Esta es una de esas películas que
suponen un reto para el realizador. Al igual que Rodrigo Cortés en
Buried, Danny Boyle se enfrenta a una limitadísima
unidad de lugar, aunque no en el metraje completo, y se tiene que
contentar con los elementos que tiene a su disposición. Si en la
película de Cortés, el "truco" estaba en el uso del móvil para
incluir diálogos y nuevos personajes, aquí la vía de escape la
encontramos en unas tramposillas ensoñaciones. En todo caso, la
película que inicialmente parece que va a ser eterna, especialmente
en el bien elegido momento en el que aparece el título, se
desarrolla con un ritmo envidiable.
Y es que el director usa todo su
arsenal de recursos visuales. No es nuevo en el campo del delirio, ya
lo había trabajado con un Ewan McGregor pasando el mono, o un
DiCaprio pasado de vueltas. Se recrea en el uso de la pequeña cámara
digital que le permite de entrada crear monólogos e incluso
diálogos, también le da la oportunidad de mostrar al personaje
nuevas situaciones, como cuando ve la grabación de las chicas; pero
sobre todo, le da un nuevo recurso visual que explotará al máximo.
Cabe destacar la valentía de Boyle al rodar la película en digital,
y no tener miedo de que el contraste con los planos de la cámara del
personaje no sea sufuciente. De hecho, este amante de las texturas,
ha utilizado por lo menos seis cámaras diferentes, de categoría
bien diferenciada, algo que es de agradecer en el resultado final.
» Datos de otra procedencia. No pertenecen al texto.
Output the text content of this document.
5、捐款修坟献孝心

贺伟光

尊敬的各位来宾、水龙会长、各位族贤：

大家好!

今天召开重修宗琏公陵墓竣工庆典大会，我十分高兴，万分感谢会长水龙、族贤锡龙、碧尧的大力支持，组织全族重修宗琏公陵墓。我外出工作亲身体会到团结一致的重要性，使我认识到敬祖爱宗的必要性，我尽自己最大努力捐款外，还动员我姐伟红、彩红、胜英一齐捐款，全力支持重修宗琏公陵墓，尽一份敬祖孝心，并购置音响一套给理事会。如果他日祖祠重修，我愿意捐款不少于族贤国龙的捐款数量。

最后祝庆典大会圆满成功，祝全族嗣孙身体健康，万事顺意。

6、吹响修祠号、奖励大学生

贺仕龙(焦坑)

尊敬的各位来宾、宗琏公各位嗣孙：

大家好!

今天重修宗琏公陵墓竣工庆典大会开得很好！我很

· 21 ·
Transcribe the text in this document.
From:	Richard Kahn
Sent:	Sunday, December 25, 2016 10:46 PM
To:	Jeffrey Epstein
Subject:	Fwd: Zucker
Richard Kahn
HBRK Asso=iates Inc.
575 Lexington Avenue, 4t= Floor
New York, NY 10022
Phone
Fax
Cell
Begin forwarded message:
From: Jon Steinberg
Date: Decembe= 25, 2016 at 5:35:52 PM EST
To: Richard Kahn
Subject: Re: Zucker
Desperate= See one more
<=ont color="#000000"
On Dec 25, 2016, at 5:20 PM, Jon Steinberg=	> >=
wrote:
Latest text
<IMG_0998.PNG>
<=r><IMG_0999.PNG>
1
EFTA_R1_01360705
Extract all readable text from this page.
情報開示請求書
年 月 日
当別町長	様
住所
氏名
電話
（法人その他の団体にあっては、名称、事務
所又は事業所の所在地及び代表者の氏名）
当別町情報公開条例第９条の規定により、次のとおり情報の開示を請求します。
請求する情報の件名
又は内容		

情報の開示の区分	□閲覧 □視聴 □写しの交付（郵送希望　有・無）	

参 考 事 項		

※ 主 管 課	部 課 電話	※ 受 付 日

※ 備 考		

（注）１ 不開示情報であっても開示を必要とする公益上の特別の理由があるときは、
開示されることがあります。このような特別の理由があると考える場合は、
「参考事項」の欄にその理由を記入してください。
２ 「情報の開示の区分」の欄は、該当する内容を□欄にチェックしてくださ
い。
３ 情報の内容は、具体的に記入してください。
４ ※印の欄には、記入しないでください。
Cada ángulo es distinto, si vemos al personaje, después aquello a
lo que mira y volvemos a él, nunca volvemos al mismo ángulo de
cámara. Boyle no escatima en rodar cientos de planos distintos,
imaginando nuevos ángulos.
Mención aparte para dos secuencias. La
terrible tormenta que parece un diluvio, con la ensoñación más
tramposa y la más potente también. Y por supuesto, la escena a la
que todos estamos esperando y de la que todos queremos huír: la
amputación. Aquí, el director podría optar por un estilo
hiperrealista con imágenes muy detalladas y sonidos muy realistas, a
la manera del gore francés, con lo que ya habría conseguido
revolver estómagos. Pero no, va un punto más allá y en lugar de
apoyarse en el realismo, precisamente usa adornos y complementos
audiovisuales que resultan más crispantes que una mala sesión en el
dentista. Con la rotura del hueso, el brazo deja ver al moverse un
fogonazo de luz hacia la cámara. Cada tendón que corta con la
navaja lleva acompañado una acertadísima disonancia, como si
cortara las cuerdas de una guitarra diabólica. El resultado actúa
directamente sobre los sentidos para apoyar el dolor psicológico.
Todo un acierto.
Me sumo a las alabanzas hacia James
Franco, que sabe hacernos vivir ese infierno, y que está
realmente bien. Y como siempre, en las películas de Boyle, una banda
sonora excelente y bien usada. Una película que funciona
perfectamente, aunque no sea para todos los gustos, ni mucho menos
para todos los estómagos.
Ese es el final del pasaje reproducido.